Déclaration de SUD éducation au Conseil Supérieur de l’éducation du 12 mars 2015

samedi 11 avril 2015

Madame la ministre,

Mesdames et Messieurs les membres du CSE,

En exergue à notre Déclaration, nous souhaitons, à quelques jours de la journée internationale pour les droits des femmes, rappeler que de nombreuses inégalités subsistent dans la Fonction publique et l’éducation nationale : on ne revient pas ici sur les reculs de la lutte contre les discriminations avec abandon des ABCD mais on veut souligner l’importance des inégalités dans la carrière et le traitement. Dans la fonction publique, les femmes sont payées 18% de moins que les hommes. Chez les enseignant-e-s, l’écart est de 13%, soit 4 000 euros de moins par an (bilan social du ministère de l’éducation, 2014).
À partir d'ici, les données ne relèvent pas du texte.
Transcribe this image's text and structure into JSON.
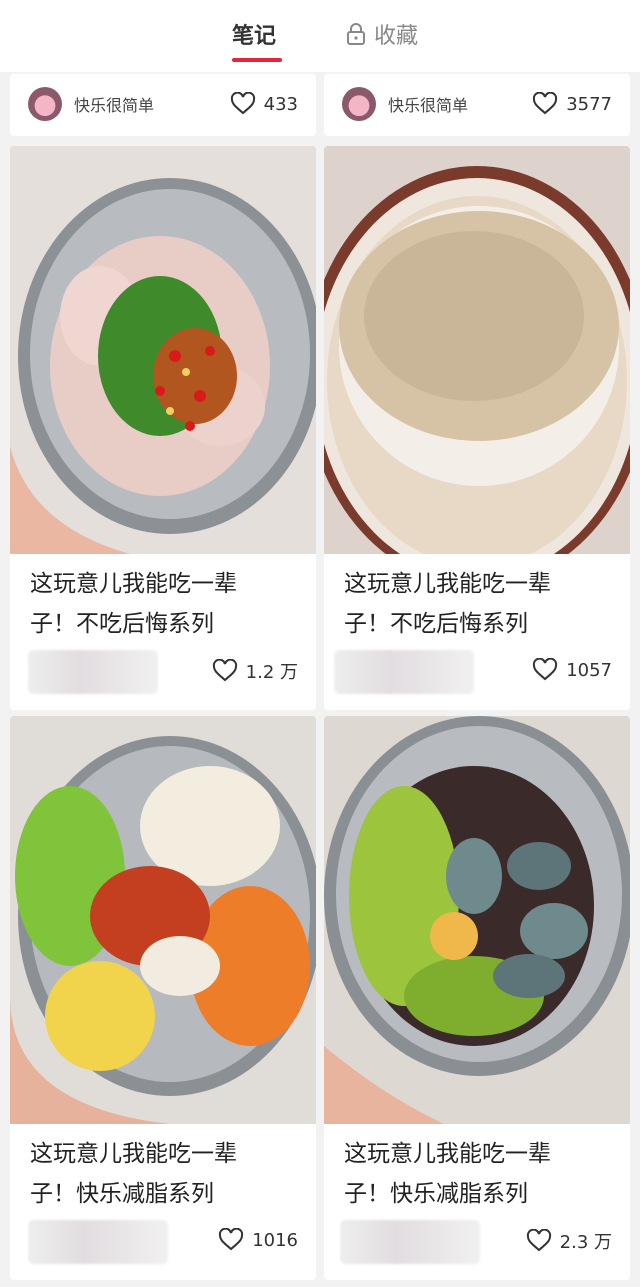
{
  "tabs": {
    "notes": "笔记",
    "favorites": "收藏",
    "lock_icon": "lock-icon"
  },
  "cards": [
    {
      "author": "快乐很简单",
      "likes": "433"
    },
    {
      "author": "快乐很简单",
      "likes": "3577"
    },
    {
      "title_line1": "这玩意儿我能吃一辈",
      "title_line2": "子！不吃后悔系列",
      "likes": "1.2 万"
    },
    {
      "title_line1": "这玩意儿我能吃一辈",
      "title_line2": "子！不吃后悔系列",
      "likes": "1057"
    },
    {
      "title_line1": "这玩意儿我能吃一辈",
      "title_line2": "子！快乐减脂系列",
      "likes": "1016"
    },
    {
      "title_line1": "这玩意儿我能吃一辈",
      "title_line2": "子！快乐减脂系列",
      "likes": "2.3 万"
    }
  ],
  "colors": {
    "accent": "#e8243a"
  }
}
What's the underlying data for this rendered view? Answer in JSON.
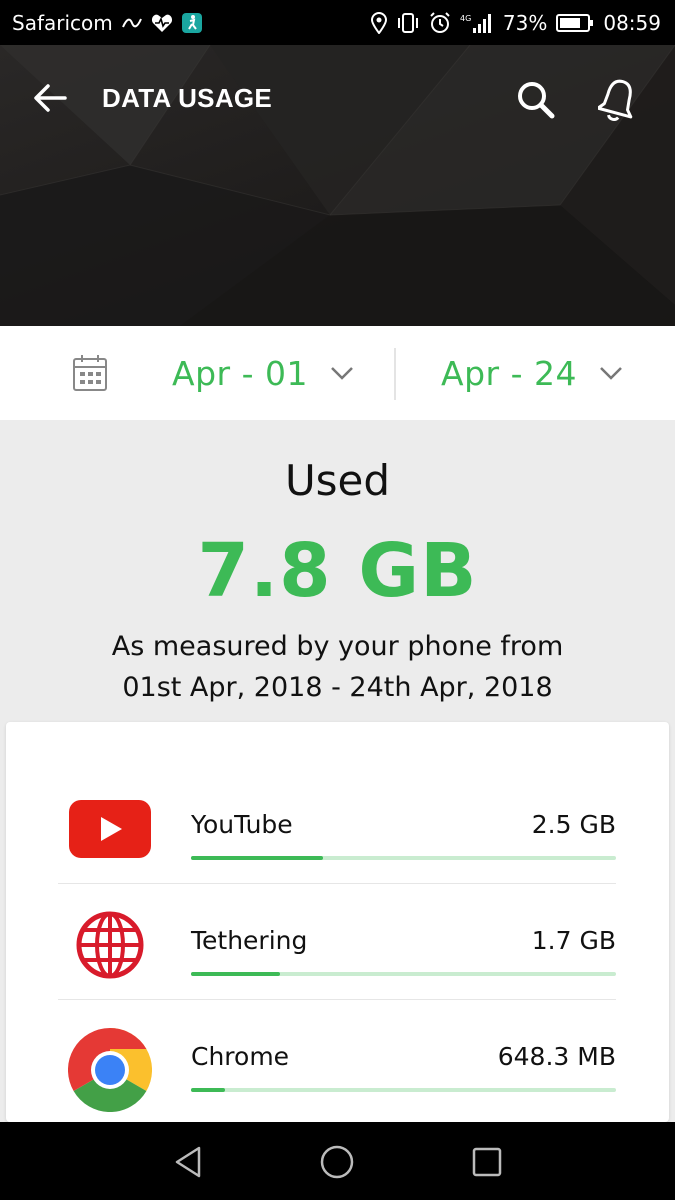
{
  "status_bar": {
    "carrier": "Safaricom",
    "network": "4G",
    "battery": "73%",
    "time": "08:59"
  },
  "header": {
    "title": "DATA USAGE"
  },
  "date_range": {
    "from": "Apr - 01",
    "to": "Apr - 24"
  },
  "summary": {
    "used_label": "Used",
    "used_value": "7.8 GB",
    "measured_line1": "As measured by your phone from",
    "measured_line2": "01st Apr, 2018 - 24th Apr, 2018"
  },
  "apps": [
    {
      "name": "YouTube",
      "size": "2.5 GB",
      "usage_fraction": 0.31,
      "icon": "youtube-icon"
    },
    {
      "name": "Tethering",
      "size": "1.7 GB",
      "usage_fraction": 0.21,
      "icon": "globe-icon"
    },
    {
      "name": "Chrome",
      "size": "648.3 MB",
      "usage_fraction": 0.08,
      "icon": "chrome-icon"
    }
  ],
  "colors": {
    "accent_green": "#3dba56",
    "track_green": "#c9ecd0",
    "youtube_red": "#e62117",
    "tethering_red": "#d81b2b"
  }
}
Les causes sont connues. Les enseignantes sont avant tout professeures des écoles (82% des effectifs) moins bien rémunérées que les professeurs du secondaire : les PE gagnent 5000 euros de moins par an que les certifié-e-s. Chez les agentes (source MEN, 2014), les inégalités se retrouvent aussi. Les femmes sont le plus souvent celles qui se sacrifient pour élever les enfants, dans une profession où le nombre d’enfants par femme est parmi les plus élevés : elles font le « choix » plus que les hommes de demander des temps partiels. Enfin, en cas de congé maternité ou parental, la note administrative est gelée, pénalisant l’avancement des femmes.

Pour corriger cette dernière injustice, il est une mesure simple à prendre pour la notation des personnels en congé maternité, parental, etc. Il faut qu’au lieu d’être gelée, la note évolue selon la progression usuelle. Au nom de la lutte contre les inégalités entre les hommes et les femmes, nous vous demandons, Madame la ministre de prendre cette mesure, qui corrigerait, en partie, les écarts salariaux.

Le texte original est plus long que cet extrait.